Quoting Mahesh Bandewar (àààà ààààààà) (maheshb@xxxxxxxxxx):
> On Mon, Jan 8, 2018 at 10:11 AM, Serge E. Hallyn <serge@xxxxxxxxxx> wrote:
> > Quoting Mahesh Bandewar (àààà ààààààà) (maheshb@xxxxxxxxxx):
> >> On Mon, Jan 8, 2018 at 7:47 AM, Serge E. Hallyn <serge@xxxxxxxxxx> wrote:
> >> > Quoting James Morris (james.l.morris@xxxxxxxxxx):
> >> >> On Mon, 8 Jan 2018, Serge E. Hallyn wrote:
> >> >> I meant in terms of "marking" a user ns as "controlled" type -- it's
> >> >> unnecessary jargon from an end user point of view.
> >> >
> >> > Ah, yes, that was my point in
> >> >
> >> > http://lkml.iu.edu/hypermail/linux/kernel/1711.1/01845.html
> >> > and
> >> > http://lkml.iu.edu/hypermail/linux/kernel/1711.1/02276.html
> >> >
> >> >> This may happen internally but don't make it a special case with a
> >> >> different name and don't bother users with internal concepts: simply
> >> >> implement capability whitelists with the default having equivalent
> >
> > So the challenge is to have unprivileged users be contained, while
> > allowing trusted workloads in containers created by a root user to
> > bypass the restriction.
> >
> > Now, the current proposal actually doesn't support a root user starting
> > an application that it doesn't quite trust in such a way that it *is*
> > subject to the whitelist.
>
> Well, this is not hard since root process can spawn another process
> and loose privileges before creating user-ns to be controlled by the
> whitelist.

It would have to drop cap_sys_admin for the container to be marked as
"controlled", which may prevent the container runtime from properly starting
the container.

> You need an ability to preserve the creation of user-namespaces that
> exhibit 'the uncontrolled behavior' and only trusted/privileged (root)

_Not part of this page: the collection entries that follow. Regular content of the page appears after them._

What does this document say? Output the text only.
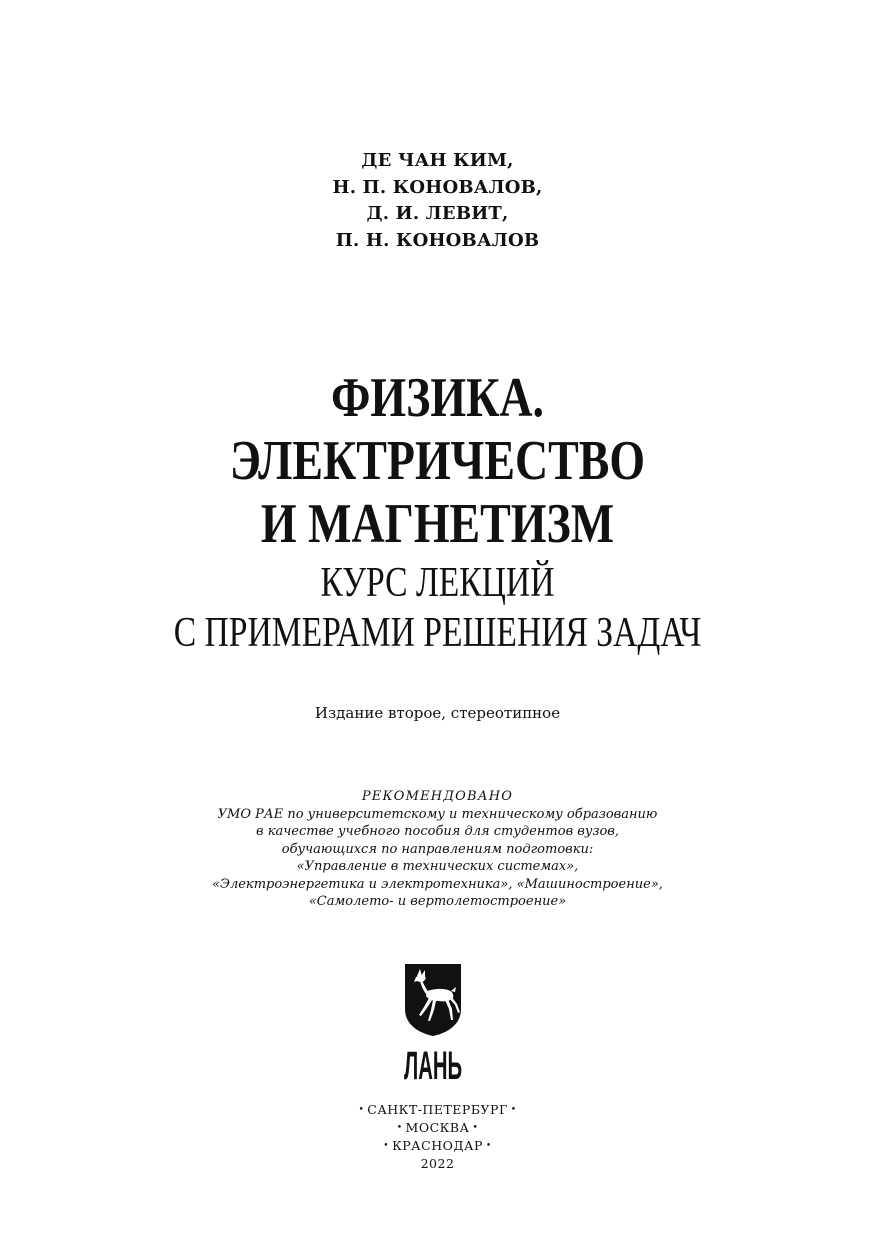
ДЕ ЧАН КИМ,
Н. П. КОНОВАЛОВ,
Д. И. ЛЕВИТ,
П. Н. КОНОВАЛОВ
ФИЗИКА.
ЭЛЕКТРИЧЕСТВО
И МАГНЕТИЗМ
КУРС ЛЕКЦИЙ
С ПРИМЕРАМИ РЕШЕНИЯ ЗАДАЧ
Издание второе, стереотипное
РЕКОМЕНДОВАНО
УМО РАЕ по университетскому и техническому образованию
в качестве учебного пособия для студентов вузов,
обучающихся по направлениям подготовки:
«Управление в технических системах»,
«Электроэнергетика и электротехника», «Машиностроение»,
«Самолето- и вертолетостроение»
ЛАНЬ
• САНКТ-ПЕТЕРБУРГ •
• МОСКВА •
• КРАСНОДАР •
2022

> user should have it which is maintained here.
>
> > Which is unfortunate. But apart from using
> > ptags or a cgroup, I can't think of a good way to get us everything we
> > want:
> >
> > 1. unprivileged users always restricted
> > 2. existing unprivileged containers become restricted when whitelist
> > is enabled
> > 3. privileged users are able to create containers which are not restricted
>
> all this is achieved by the patch-set without any changes to the
> application with the above knob.
>
> > 4. privileged users are able to create containers which *are* restricted
> >
> With this patch-set; the root user process can fork another process
> with less privileges before creating a user-ns if the exec-ed process
> cannot be trusted. So there is a way with little modification as
> opposed to nothing available at this moment for this scenario.